Participants are actively engaging with the definitions of limits and attempting to clarify the connections between the limits from the positive and negative sides. Some have expressed confusion regarding the organization of their arguments and the application of definitions.
There is a focus on the definitions of limits as they relate to the even function property, with participants questioning how to effectively utilize these definitions in their proof.
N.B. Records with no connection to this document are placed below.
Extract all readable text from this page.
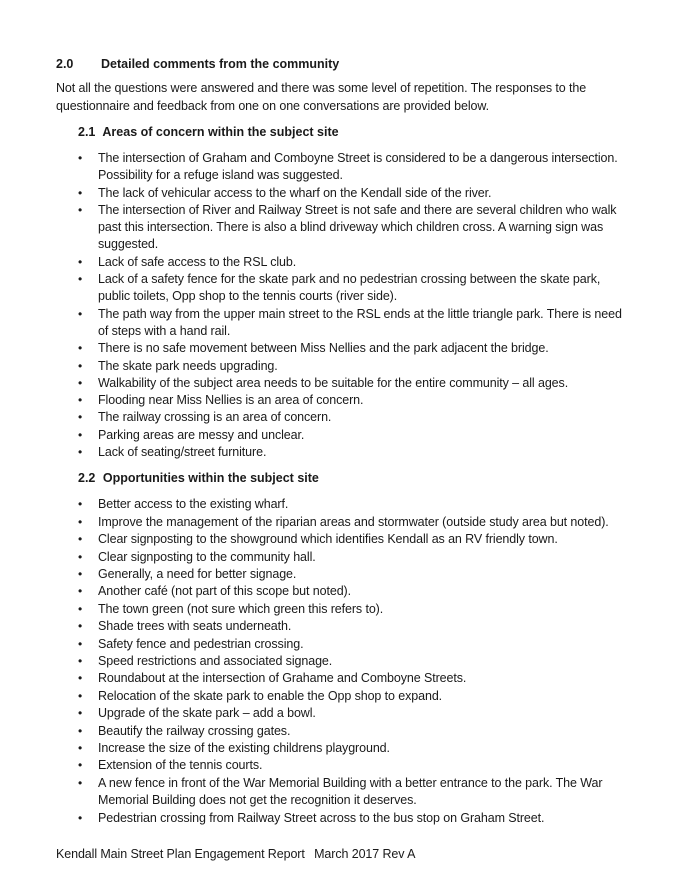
2.0	Detailed comments from the community

Not all the questions were answered and there was some level of repetition. The responses to the questionnaire and feedback from one on one conversations are provided below.

2.1 Areas of concern within the subject site
•	The intersection of Graham and Comboyne Street is considered to be a dangerous intersection. Possibility for a refuge island was suggested.
•	The lack of vehicular access to the wharf on the Kendall side of the river.
•	The intersection of River and Railway Street is not safe and there are several children who walk past this intersection. There is also a blind driveway which children cross. A warning sign was suggested.
•	Lack of safe access to the RSL club.
•	Lack of a safety fence for the skate park and no pedestrian crossing between the skate park, public toilets, Opp shop to the tennis courts (river side).
•	The path way from the upper main street to the RSL ends at the little triangle park. There is need of steps with a hand rail.
•	There is no safe movement between Miss Nellies and the park adjacent the bridge.
•	The skate park needs upgrading.
•	Walkability of the subject area needs to be suitable for the entire community – all ages.
•	Flooding near Miss Nellies is an area of concern.
•	The railway crossing is an area of concern.
•	Parking areas are messy and unclear.
•	Lack of seating/street furniture.
2.2 Opportunities within the subject site
•	Better access to the existing wharf.
•	Improve the management of the riparian areas and stormwater (outside study area but noted).
•	Clear signposting to the showground which identifies Kendall as an RV friendly town.
•	Clear signposting to the community hall.
•	Generally, a need for better signage.
•	Another café (not part of this scope but noted).
•	The town green (not sure which green this refers to).
•	Shade trees with seats underneath.
•	Safety fence and pedestrian crossing.
•	Speed restrictions and associated signage.
•	Roundabout at the intersection of Grahame and Comboyne Streets.
•	Relocation of the skate park to enable the Opp shop to expand.
•	Upgrade of the skate park – add a bowl.
•	Beautify the railway crossing gates.
•	Increase the size of the existing childrens playground.
•	Extension of the tennis courts.
•	A new fence in front of the War Memorial Building with a better entrance to the park. The War Memorial Building does not get the recognition it deserves.
•	Pedestrian crossing from Railway Street across to the bus stop on Graham Street.
Kendall Main Street Plan Engagement Report March 2017 Rev A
The variable 'a' is noted to be 0 in the context of the limits being discussed.
MathSquareRoo said:Homework Statement
Prove that if f: R->R is an even function, then lim x->0 f(x)=L if and only if lim x->0+ f(x)=L.
Homework Equations
The Attempt at a Solution
So far I have:
If f is an even function f(x)=f(-x) for x in domain of f.
Then I am trying to apply the limit definitions, but am unsure of how to write the proof from here.
MathSquareRoo said:So lim x->0+ f(x)=L implies there exists a real number L s.t. epsilon>0 there exists delta>0 s.t. lf(x)-Ll<epsilon provided 0<x-a<delta.
Then lim x->0+ f(-x)=L implies that there exists a real number L s.t. epsilon>0 there exists delta>0 s.t. lf(-x)-Ll<epsilon provided 0<x-a<delta.
I have the definitions, but I don't understand the last part of your comment, can you clarify?